On a new job still in Santos, her employer Dona Virginia, advised her to take employment with a family that lived in Rio de Janeiro. The patriarch of that family was a Navy officer about to be transferred to London for two years. Rosa did not think twice before accepting the advice. She would finally be able to learn English and change her life, a dream change to a humble 20-year-old girl.

‘I was aware that if I stayed there everything would continue the same and the only options that I would have would be either to work as a domestic help or in the coffee plantations, and I wanted to change my life’.

Rosa left for London with the family for whom she would work. On arrival everything seemed very different, she neither understood nor spoke the language but she loved it all the same.

‘As I left the airport I felt the cold air, people were all wrapped up and with hostile faces, it was all so very different that I cried for about 6 months. Every day I would write to my family, the letters were numbered like a diary, on the weekend I would post them’.

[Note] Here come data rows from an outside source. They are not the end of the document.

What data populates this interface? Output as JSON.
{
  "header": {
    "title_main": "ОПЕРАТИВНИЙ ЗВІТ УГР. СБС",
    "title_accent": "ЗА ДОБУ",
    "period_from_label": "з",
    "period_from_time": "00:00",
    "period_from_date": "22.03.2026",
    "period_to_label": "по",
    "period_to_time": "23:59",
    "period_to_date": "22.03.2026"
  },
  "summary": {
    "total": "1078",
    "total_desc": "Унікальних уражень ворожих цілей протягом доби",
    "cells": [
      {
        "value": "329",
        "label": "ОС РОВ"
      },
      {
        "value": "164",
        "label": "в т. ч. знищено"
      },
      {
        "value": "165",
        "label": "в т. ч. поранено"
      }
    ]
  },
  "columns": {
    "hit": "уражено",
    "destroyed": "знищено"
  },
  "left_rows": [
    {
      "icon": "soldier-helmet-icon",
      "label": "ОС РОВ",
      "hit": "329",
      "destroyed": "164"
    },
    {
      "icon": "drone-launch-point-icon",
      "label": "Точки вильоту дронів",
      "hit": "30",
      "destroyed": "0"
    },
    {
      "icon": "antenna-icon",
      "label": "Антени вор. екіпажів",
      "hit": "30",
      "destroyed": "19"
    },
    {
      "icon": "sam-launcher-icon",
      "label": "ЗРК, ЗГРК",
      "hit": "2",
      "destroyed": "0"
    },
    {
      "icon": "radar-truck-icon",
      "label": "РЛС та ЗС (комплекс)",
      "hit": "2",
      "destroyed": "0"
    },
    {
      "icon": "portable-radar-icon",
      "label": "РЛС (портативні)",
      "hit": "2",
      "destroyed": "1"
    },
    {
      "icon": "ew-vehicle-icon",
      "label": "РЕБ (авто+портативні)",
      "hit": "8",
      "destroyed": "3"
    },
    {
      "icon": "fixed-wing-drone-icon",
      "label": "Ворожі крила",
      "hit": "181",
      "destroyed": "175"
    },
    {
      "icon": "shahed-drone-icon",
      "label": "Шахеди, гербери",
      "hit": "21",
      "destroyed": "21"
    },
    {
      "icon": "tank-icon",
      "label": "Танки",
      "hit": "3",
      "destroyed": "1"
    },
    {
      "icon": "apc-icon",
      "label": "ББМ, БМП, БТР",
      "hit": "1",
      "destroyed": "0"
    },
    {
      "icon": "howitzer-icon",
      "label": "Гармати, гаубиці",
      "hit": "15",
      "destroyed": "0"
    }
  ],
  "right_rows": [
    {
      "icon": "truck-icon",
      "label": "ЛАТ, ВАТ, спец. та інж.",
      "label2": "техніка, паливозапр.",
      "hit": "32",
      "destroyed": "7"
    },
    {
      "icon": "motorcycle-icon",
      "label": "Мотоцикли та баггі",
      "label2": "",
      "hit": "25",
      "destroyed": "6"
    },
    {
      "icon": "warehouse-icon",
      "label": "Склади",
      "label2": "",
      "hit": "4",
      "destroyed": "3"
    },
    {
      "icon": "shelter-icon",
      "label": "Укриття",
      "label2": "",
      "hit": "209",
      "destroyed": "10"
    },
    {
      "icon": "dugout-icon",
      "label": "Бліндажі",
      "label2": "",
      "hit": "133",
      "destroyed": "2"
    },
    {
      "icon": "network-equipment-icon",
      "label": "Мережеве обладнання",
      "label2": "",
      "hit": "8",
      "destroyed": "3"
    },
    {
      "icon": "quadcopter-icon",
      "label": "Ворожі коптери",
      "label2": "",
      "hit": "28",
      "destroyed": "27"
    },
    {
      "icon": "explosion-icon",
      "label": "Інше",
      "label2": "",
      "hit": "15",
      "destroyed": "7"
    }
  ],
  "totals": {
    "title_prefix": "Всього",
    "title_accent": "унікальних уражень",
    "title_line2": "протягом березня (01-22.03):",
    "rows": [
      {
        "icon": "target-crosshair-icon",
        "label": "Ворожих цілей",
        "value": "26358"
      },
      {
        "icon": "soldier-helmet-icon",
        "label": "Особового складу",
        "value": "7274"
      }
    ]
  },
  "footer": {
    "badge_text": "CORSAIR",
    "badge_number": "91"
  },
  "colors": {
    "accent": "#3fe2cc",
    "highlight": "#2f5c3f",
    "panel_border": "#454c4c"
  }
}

After the first year Rosa decided to leave the job at that family house and move in with a boyfriend. She got a job as a chambermaid and from this time on started to walk on her own legs.

In the mid 90’s she moved to a council estate in Greenwich, South East London, but soon after the move the government deemed the buildings unsafe and decided to demolish them. Being always very pro-active, Rosa got involved with the residents’ association and started negotiations in defence of hers and the other residents’ rights. She soon became a community leader. A black Brazilian woman and a community leader in London, this could never have happened had she not taken control of her own life. But her involvement with social projects did not stop there: behind her pro-active, leader personality there is also an entrepreneur. This is how the idea of the Guarida Community Café started; it’s a collaborative coffee shop that has the objective of training people from the community in areas like kitchen, customer service, finances and business management. The government supplied a space and Rosa attended a Social Entrepreneurship course so she would be prepared to start the business.

‘People who work at the café are volunteers, they come looking for the training in the field experience they need’.

Today at 60 and still living in England, Rosa intends to start a new project which aims to establish an interchange programme between young people from Greenwich and young people living on the outskirts of Brazilian cities. These would receive training at the collaborative café project.

Besides the physical shop in Greenwich, a neighbourhood she also lives in, the Guarida Community Café also sets up stalls in various fairs and events that take place in London.

The story of Rosa is an inspirational example on how we have the power to change our destinies by doing good for others.